第七次被掀翻在地時,他的織錦腰帶已浸透鮮血。
寶庫門楣懸著的琉璃盞接連炸裂,飛濺的晶片中映出千百個扭曲的星盤。
陣法師突然慘叫一聲,他的銀須竟以肉眼可見的速度變得灰白,仿佛有看不見的東西在吞噬光陰。
"是紫微垣的倒逆陣!"大長老終於變了臉色,拐杖頭鑲嵌的避塵珠裂開蛛網紋,"快退......"
黎殤卻借著又一道襲來的星芒翻身躍起,任由罡風削去半截發帶。
飄散的發絲間,他看見懷中令牌不知何時吸附了自己的鮮血,玄鐵表麵的星軌正與後背胎記產生灼熱的共鳴。
當西方白虎宿再度亮起時,他突然想起父親失蹤前夜,曾在書房用艾草灰畫過同樣的星位圖。

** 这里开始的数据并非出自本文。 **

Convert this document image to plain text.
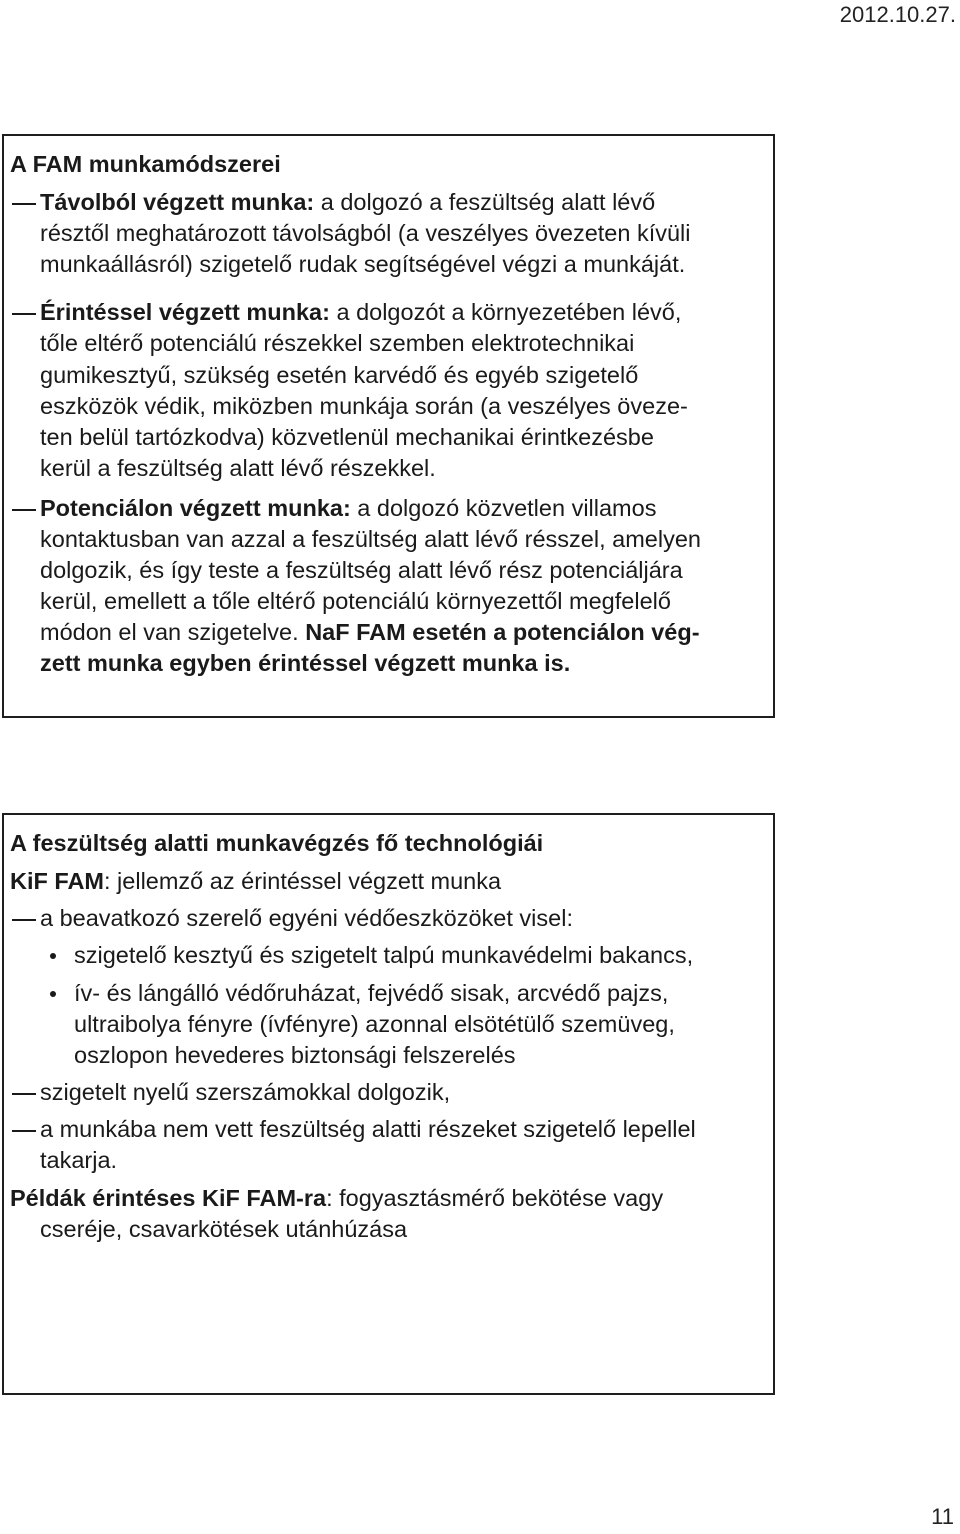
2012.10.27.
A FAM munkamódszerei
Távolból végzett munka: a dolgozó a feszültség alatt lévő
résztől meghatározott távolságból (a veszélyes övezeten kívüli
munkaállásról) szigetelő rudak segítségével végzi a munkáját.
Érintéssel végzett munka: a dolgozót a környezetében lévő,
tőle eltérő potenciálú részekkel szemben elektrotechnikai
gumikesztyű, szükség esetén karvédő és egyéb szigetelő
eszközök védik, miközben munkája során (a veszélyes öveze-
ten belül tartózkodva) közvetlenül mechanikai érintkezésbe
kerül a feszültség alatt lévő részekkel.
Potenciálon végzett munka: a dolgozó közvetlen villamos
kontaktusban van azzal a feszültség alatt lévő résszel, amelyen
dolgozik, és így teste a feszültség alatt lévő rész potenciáljára
kerül, emellett a tőle eltérő potenciálú környezettől megfelelő
módon el van szigetelve. NaF FAM esetén a potenciálon vég-
zett munka egyben érintéssel végzett munka is.
A feszültség alatti munkavégzés fő technológiái
KiF FAM: jellemző az érintéssel végzett munka
a beavatkozó szerelő egyéni védőeszközöket visel:
szigetelő kesztyű és szigetelt talpú munkavédelmi bakancs,
ív- és lángálló védőruházat, fejvédő sisak, arcvédő pajzs,
ultraibolya fényre (ívfényre) azonnal elsötétülő szemüveg,
oszlopon hevederes biztonsági felszerelés
szigetelt nyelű szerszámokkal dolgozik,
a munkába nem vett feszültség alatti részeket szigetelő lepellel
takarja.
Példák érintéses KiF FAM-ra: fogyasztásmérő bekötése vagy
cseréje, csavarkötések utánhúzása
11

"您早知道會有今日。"他轉頭盯著大長老驟然收縮的瞳孔,在第十五次衝擊中故意讓星芒貫穿右掌。
噴湧的鮮血澆在令牌上,竟讓懸浮的星圖短暫凝滯——電光石火間,他看清了那道缺失的軌跡,分明與小妹銀鈴裡的金液同源。
青銅匣突然自主掀開,昨夜地牢裡拓印的星盤殘片淩空飛起。
當貪狼星紋與寶庫屋簷垂落的青銅鈴鐺重疊,黎殤聽見體內傳來琉璃盞碎裂般的清響。
後背胎記騰起的金焰中,二十八宿星軌突然在他眼前重組,每一道傷痕都精準對應著某個星宿的方位。
"原來如此。"他抹去糊住眼睛的血漿,在眾人驚呼聲中徑直衝向最凶險的危月燕星位。
當足以撕裂經脈的星芒臨身的刹那,令牌上的父親警示符突然迸發青光——本該穿透心臟的殺陣,竟化作暖流湧入四肢百骸。
黎殤踉蹌著撲到朱漆大門前時,懷中的青銅匣已經燙得握不住。
他最後回頭看了眼淚眼婆娑的小妹,發現她懷裡的替身娃娃不知何時睜開了眼睛,琉璃眼珠裡流轉的正是紫微垣星盤的光紋。
"開!"
染血的手掌按上門環刹那,寶庫深處傳來龍吟鳳唳交織的轟鳴。
玄鐵令牌在他掌心融化成液體,順著門縫滲入的瞬間,黎殤恍惚看見父親的身影在星輝中一閃而過。